Are Public Health Authorities Morally Obligated to Intervene?
What types of broader interventions are justified to increase the pool of organs? Historically, public health authorities have had a broad mandate and power to enforce, through policing powers when necessary, public participation in ensuring the safety and health of the public—especially to overcome collective action problems that relate specifically to the nature and scope of the role of the state. Illustrative examples include: Jacobson v. Massachusetts (1905) [23], in which the United States Supreme Court upheld the authority of states to enforce compulsory vaccination laws (despite the potential harms to individuals); state- or court-mandated directly observed therapy for treatment of tuberculosis [24]; and the recent instance in which a nurse who had been in contact with Ebola patients in West Africa was quarantined against her will upon her return to the United States [25]. In these cases, the state intervened to force action where inaction (and free riding) might have constituted a threat to public health. Given the levels of intervention taken by public health authorities to reduce preventable morbidity or mortality from infectious disease, perhaps similar interventions are warranted to achieve higher organ donation rates.

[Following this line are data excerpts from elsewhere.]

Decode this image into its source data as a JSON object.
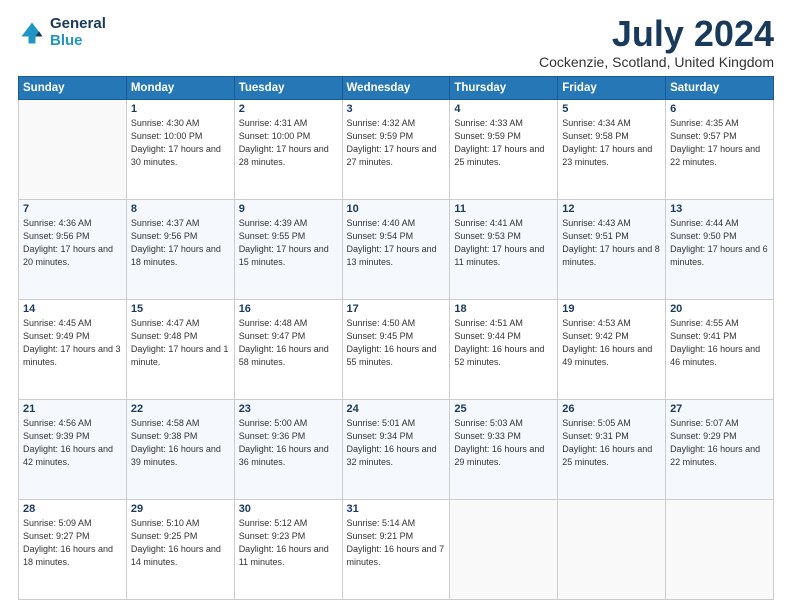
{
  "logo": {
    "line1": "General",
    "line2": "Blue"
  },
  "title": "July 2024",
  "location": "Cockenzie, Scotland, United Kingdom",
  "days_header": [
    "Sunday",
    "Monday",
    "Tuesday",
    "Wednesday",
    "Thursday",
    "Friday",
    "Saturday"
  ],
  "weeks": [
    [
      {
        "day": "",
        "sunrise": "",
        "sunset": "",
        "daylight": ""
      },
      {
        "day": "1",
        "sunrise": "Sunrise: 4:30 AM",
        "sunset": "Sunset: 10:00 PM",
        "daylight": "Daylight: 17 hours and 30 minutes."
      },
      {
        "day": "2",
        "sunrise": "Sunrise: 4:31 AM",
        "sunset": "Sunset: 10:00 PM",
        "daylight": "Daylight: 17 hours and 28 minutes."
      },
      {
        "day": "3",
        "sunrise": "Sunrise: 4:32 AM",
        "sunset": "Sunset: 9:59 PM",
        "daylight": "Daylight: 17 hours and 27 minutes."
      },
      {
        "day": "4",
        "sunrise": "Sunrise: 4:33 AM",
        "sunset": "Sunset: 9:59 PM",
        "daylight": "Daylight: 17 hours and 25 minutes."
      },
      {
        "day": "5",
        "sunrise": "Sunrise: 4:34 AM",
        "sunset": "Sunset: 9:58 PM",
        "daylight": "Daylight: 17 hours and 23 minutes."
      },
      {
        "day": "6",
        "sunrise": "Sunrise: 4:35 AM",
        "sunset": "Sunset: 9:57 PM",
        "daylight": "Daylight: 17 hours and 22 minutes."
      }
    ],
    [
      {
        "day": "7",
        "sunrise": "Sunrise: 4:36 AM",
        "sunset": "Sunset: 9:56 PM",
        "daylight": "Daylight: 17 hours and 20 minutes."
      },
      {
        "day": "8",
        "sunrise": "Sunrise: 4:37 AM",
        "sunset": "Sunset: 9:56 PM",
        "daylight": "Daylight: 17 hours and 18 minutes."
      },
      {
        "day": "9",
        "sunrise": "Sunrise: 4:39 AM",
        "sunset": "Sunset: 9:55 PM",
        "daylight": "Daylight: 17 hours and 15 minutes."
      },
      {
        "day": "10",
        "sunrise": "Sunrise: 4:40 AM",
        "sunset": "Sunset: 9:54 PM",
        "daylight": "Daylight: 17 hours and 13 minutes."
      },
      {
        "day": "11",
        "sunrise": "Sunrise: 4:41 AM",
        "sunset": "Sunset: 9:53 PM",
        "daylight": "Daylight: 17 hours and 11 minutes."
      },
      {
        "day": "12",
        "sunrise": "Sunrise: 4:43 AM",
        "sunset": "Sunset: 9:51 PM",
        "daylight": "Daylight: 17 hours and 8 minutes."
      },
      {
        "day": "13",
        "sunrise": "Sunrise: 4:44 AM",
        "sunset": "Sunset: 9:50 PM",
        "daylight": "Daylight: 17 hours and 6 minutes."
      }
    ],
    [
      {
        "day": "14",
        "sunrise": "Sunrise: 4:45 AM",
        "sunset": "Sunset: 9:49 PM",
        "daylight": "Daylight: 17 hours and 3 minutes."
      },
      {
        "day": "15",
        "sunrise": "Sunrise: 4:47 AM",
        "sunset": "Sunset: 9:48 PM",
        "daylight": "Daylight: 17 hours and 1 minute."
      },
      {
        "day": "16",
        "sunrise": "Sunrise: 4:48 AM",
        "sunset": "Sunset: 9:47 PM",
        "daylight": "Daylight: 16 hours and 58 minutes."
      },
      {
        "day": "17",
        "sunrise": "Sunrise: 4:50 AM",
        "sunset": "Sunset: 9:45 PM",
        "daylight": "Daylight: 16 hours and 55 minutes."
      },
      {
        "day": "18",
        "sunrise": "Sunrise: 4:51 AM",
        "sunset": "Sunset: 9:44 PM",
        "daylight": "Daylight: 16 hours and 52 minutes."
      },
      {
        "day": "19",
        "sunrise": "Sunrise: 4:53 AM",
        "sunset": "Sunset: 9:42 PM",
        "daylight": "Daylight: 16 hours and 49 minutes."
      },
      {
        "day": "20",
        "sunrise": "Sunrise: 4:55 AM",
        "sunset": "Sunset: 9:41 PM",
        "daylight": "Daylight: 16 hours and 46 minutes."
      }
    ],
    [
      {
        "day": "21",
        "sunrise": "Sunrise: 4:56 AM",
        "sunset": "Sunset: 9:39 PM",
        "daylight": "Daylight: 16 hours and 42 minutes."
      },
      {
        "day": "22",
        "sunrise": "Sunrise: 4:58 AM",
        "sunset": "Sunset: 9:38 PM",
        "daylight": "Daylight: 16 hours and 39 minutes."
      },
      {
        "day": "23",
        "sunrise": "Sunrise: 5:00 AM",
        "sunset": "Sunset: 9:36 PM",
        "daylight": "Daylight: 16 hours and 36 minutes."
      },
      {
        "day": "24",
        "sunrise": "Sunrise: 5:01 AM",
        "sunset": "Sunset: 9:34 PM",
        "daylight": "Daylight: 16 hours and 32 minutes."
      },
      {
        "day": "25",
        "sunrise": "Sunrise: 5:03 AM",
        "sunset": "Sunset: 9:33 PM",
        "daylight": "Daylight: 16 hours and 29 minutes."
      },
      {
        "day": "26",
        "sunrise": "Sunrise: 5:05 AM",
        "sunset": "Sunset: 9:31 PM",
        "daylight": "Daylight: 16 hours and 25 minutes."
      },
      {
        "day": "27",
        "sunrise": "Sunrise: 5:07 AM",
        "sunset": "Sunset: 9:29 PM",
        "daylight": "Daylight: 16 hours and 22 minutes."
      }
    ],
    [
      {
        "day": "28",
        "sunrise": "Sunrise: 5:09 AM",
        "sunset": "Sunset: 9:27 PM",
        "daylight": "Daylight: 16 hours and 18 minutes."
      },
      {
        "day": "29",
        "sunrise": "Sunrise: 5:10 AM",
        "sunset": "Sunset: 9:25 PM",
        "daylight": "Daylight: 16 hours and 14 minutes."
      },
      {
        "day": "30",
        "sunrise": "Sunrise: 5:12 AM",
        "sunset": "Sunset: 9:23 PM",
        "daylight": "Daylight: 16 hours and 11 minutes."
      },
      {
        "day": "31",
        "sunrise": "Sunrise: 5:14 AM",
        "sunset": "Sunset: 9:21 PM",
        "daylight": "Daylight: 16 hours and 7 minutes."
      },
      {
        "day": "",
        "sunrise": "",
        "sunset": "",
        "daylight": ""
      },
      {
        "day": "",
        "sunrise": "",
        "sunset": "",
        "daylight": ""
      },
      {
        "day": "",
        "sunrise": "",
        "sunset": "",
        "daylight": ""
      }
    ]
  ]
}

Although mandating organ donation has generally been seen as an overreach of state authority, possible interventions to bolster social capital—a network of social connections that gives rise to norms of reciprocity—include presumed consent (or “opt-out” policies), the provision of minimal incentives for donor registration, and encouraging physicians to discuss organ donation with patients and families.
Social capital has been shown to mitigate collective action problems of free ridership by reinforcing norms supporting prosocial behavior [26, 27]. Social capital can be used to encourage prosocial behavior, and, in the case of the organ supply, could be used to increase donation. Other countries, such as Israel, have begun to promote donation by giving priority to registered donors in organ allocation [28]. The United States has long granted living donors priority on waiting lists, which expresses support for the ethical value of reciprocity [29]. A recent study of more than three million registered drivers in Massachusetts found that community-level sociodemographic and social capital variables, as measured by levels of racial segregation and violent crime, explain more than half of the variation in organ donor status in Massachusetts [26]. This study demonstrated that, beyond living in a neighborhood with low social capital, even living on the border of a neighborhood with low social capital was independently associated with lower levels of organ donor designation, even after controlling for residents’ own neighborhood characteristics. This suggests that “raising” social capital could lead to higher levels of organ donation.